El 14 de septiembre, día de mi cumpleaños, mamá me dio en secreto una cajita de cartón tan liviana que hubiese creído era una broma simpática y nada más. “¡Ábrala!”, me ordenó. En el interior hallé seis billetes de Diez pesos cada uno, tan lindos, nuevos y dobladitos, que los guardé celosamente hasta el fin de semana. Era la primera vez que veía una riqueza como aquella en mi poder. Embelesado, se me ocurrió averiguar en la biblioteca municipal sobre la composición de ese billete y supe que fue emitido en 1975. Su perfil anverso mostraba a don Bernardo O’Higgins en tono rojizo, y por el reverso, podía apreciarse la pintura de la Batalla de Rancagua, creada por el pintor nacional Pedro Subercaseaux.

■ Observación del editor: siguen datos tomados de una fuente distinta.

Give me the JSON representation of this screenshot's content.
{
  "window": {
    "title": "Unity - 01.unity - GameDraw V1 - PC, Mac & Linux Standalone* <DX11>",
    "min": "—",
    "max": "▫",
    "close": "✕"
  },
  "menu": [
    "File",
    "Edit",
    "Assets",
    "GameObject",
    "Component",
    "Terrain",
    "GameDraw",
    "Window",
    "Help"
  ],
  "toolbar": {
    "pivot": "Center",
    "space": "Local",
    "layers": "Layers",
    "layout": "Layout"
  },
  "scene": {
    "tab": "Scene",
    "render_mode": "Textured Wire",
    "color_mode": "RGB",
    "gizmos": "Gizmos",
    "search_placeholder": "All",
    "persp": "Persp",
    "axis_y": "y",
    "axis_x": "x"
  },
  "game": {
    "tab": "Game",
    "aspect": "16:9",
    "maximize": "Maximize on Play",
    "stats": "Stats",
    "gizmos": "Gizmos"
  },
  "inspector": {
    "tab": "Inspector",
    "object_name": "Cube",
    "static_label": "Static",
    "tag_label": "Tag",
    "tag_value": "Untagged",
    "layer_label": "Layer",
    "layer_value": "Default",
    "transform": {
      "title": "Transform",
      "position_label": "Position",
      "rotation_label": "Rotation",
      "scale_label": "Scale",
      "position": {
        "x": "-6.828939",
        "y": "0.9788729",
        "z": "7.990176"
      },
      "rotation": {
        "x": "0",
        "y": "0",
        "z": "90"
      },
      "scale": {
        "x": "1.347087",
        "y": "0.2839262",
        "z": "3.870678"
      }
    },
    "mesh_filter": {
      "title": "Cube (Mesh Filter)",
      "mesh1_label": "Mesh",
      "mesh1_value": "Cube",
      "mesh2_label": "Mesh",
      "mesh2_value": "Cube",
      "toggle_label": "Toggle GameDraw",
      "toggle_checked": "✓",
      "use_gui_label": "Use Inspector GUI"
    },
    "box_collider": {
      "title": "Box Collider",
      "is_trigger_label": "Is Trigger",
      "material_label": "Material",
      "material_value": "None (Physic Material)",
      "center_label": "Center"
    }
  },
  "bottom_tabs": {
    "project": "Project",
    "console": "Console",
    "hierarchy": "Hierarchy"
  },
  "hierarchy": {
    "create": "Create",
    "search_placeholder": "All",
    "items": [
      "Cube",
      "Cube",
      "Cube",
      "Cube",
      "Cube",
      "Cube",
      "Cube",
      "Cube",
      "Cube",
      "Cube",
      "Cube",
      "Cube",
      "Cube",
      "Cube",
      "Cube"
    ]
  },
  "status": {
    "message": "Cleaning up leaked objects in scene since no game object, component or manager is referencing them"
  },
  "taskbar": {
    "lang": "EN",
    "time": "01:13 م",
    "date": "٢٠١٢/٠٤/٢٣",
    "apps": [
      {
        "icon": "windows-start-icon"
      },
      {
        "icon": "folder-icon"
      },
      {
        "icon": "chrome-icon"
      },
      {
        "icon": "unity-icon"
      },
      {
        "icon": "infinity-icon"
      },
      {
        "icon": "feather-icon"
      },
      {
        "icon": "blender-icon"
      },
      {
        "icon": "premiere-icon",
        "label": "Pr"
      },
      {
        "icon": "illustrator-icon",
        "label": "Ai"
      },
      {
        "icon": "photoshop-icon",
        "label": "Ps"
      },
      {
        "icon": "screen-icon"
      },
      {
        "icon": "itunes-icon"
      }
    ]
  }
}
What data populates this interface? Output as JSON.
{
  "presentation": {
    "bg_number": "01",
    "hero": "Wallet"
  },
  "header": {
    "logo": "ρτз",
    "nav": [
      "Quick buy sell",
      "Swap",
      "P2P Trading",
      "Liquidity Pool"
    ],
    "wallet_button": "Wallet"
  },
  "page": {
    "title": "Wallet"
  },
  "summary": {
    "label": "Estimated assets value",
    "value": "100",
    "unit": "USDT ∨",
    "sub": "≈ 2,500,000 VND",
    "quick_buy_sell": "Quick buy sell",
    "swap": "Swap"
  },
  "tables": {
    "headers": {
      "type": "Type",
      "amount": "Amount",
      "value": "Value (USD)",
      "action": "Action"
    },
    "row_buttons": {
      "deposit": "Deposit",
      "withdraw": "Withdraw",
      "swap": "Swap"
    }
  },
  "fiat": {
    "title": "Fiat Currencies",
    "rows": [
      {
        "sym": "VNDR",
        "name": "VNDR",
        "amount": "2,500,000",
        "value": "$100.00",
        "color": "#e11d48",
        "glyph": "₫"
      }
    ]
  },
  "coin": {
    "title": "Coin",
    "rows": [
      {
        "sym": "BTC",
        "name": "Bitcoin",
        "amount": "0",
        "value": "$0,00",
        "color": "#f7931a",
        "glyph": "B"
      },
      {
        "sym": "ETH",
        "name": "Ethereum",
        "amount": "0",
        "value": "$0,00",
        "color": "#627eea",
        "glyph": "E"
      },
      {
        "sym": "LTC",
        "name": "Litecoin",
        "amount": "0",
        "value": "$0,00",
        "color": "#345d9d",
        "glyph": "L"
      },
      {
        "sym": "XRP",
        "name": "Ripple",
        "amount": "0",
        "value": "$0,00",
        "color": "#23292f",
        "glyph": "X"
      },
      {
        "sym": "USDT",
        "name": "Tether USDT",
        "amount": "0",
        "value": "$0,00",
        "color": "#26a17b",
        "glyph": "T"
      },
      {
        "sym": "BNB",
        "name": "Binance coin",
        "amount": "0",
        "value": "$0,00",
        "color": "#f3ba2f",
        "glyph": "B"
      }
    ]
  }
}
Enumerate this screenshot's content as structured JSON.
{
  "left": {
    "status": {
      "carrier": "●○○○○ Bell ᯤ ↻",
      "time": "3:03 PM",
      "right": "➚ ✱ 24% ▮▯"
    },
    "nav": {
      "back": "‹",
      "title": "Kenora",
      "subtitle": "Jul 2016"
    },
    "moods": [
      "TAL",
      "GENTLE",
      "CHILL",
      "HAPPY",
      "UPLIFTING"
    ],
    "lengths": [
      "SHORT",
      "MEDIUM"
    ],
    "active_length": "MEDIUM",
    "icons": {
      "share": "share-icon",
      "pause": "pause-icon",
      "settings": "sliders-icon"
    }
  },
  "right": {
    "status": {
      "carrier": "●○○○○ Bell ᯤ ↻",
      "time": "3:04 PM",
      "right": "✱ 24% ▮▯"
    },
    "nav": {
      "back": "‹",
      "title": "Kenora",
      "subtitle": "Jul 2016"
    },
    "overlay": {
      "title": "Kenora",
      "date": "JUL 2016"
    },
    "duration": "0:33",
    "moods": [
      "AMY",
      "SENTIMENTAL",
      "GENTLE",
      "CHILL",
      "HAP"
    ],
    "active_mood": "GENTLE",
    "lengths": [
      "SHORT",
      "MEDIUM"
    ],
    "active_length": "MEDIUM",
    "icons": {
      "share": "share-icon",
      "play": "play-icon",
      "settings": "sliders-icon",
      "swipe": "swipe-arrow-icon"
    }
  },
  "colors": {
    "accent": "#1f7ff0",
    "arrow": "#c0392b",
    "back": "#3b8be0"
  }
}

Dos días después, el sábado 16, me levanté tempranito para evitar que se diesen cuenta de mi ausencia y me dirigí al almacén de Don José, pensando en que si llegaba antes que las caseras cotidianas, me atendería de inmediato en cuanto abriera el local “La Sulianita”. Fue grande su impresión al verme frente al portal en cuanto levantó la cortina de latón, adelantándose a expresar que “aún no habían llegado los confites” y que mejor regresara como a mediodía si quería calugas y chicle. “No, Don José”, le contesté, “vengo por el Aceite de Oliva Importado que usted le ofrece a su distinguida clientela”. Ante su cara escéptica le pagué, solicitándole que por favor envolviera “mi botella” en papel de diario. Así, regresé feliz a casa, abrazando el frasco de óleo de la misma forma en que me apego al vientre cálido de mamá, depositándolo sutilmente sobre la mesa del comedor con un papel escrito a lápiz grafito y la frase: “Para mamá y familia, con cariño y gratitud en mi cumpleaños”.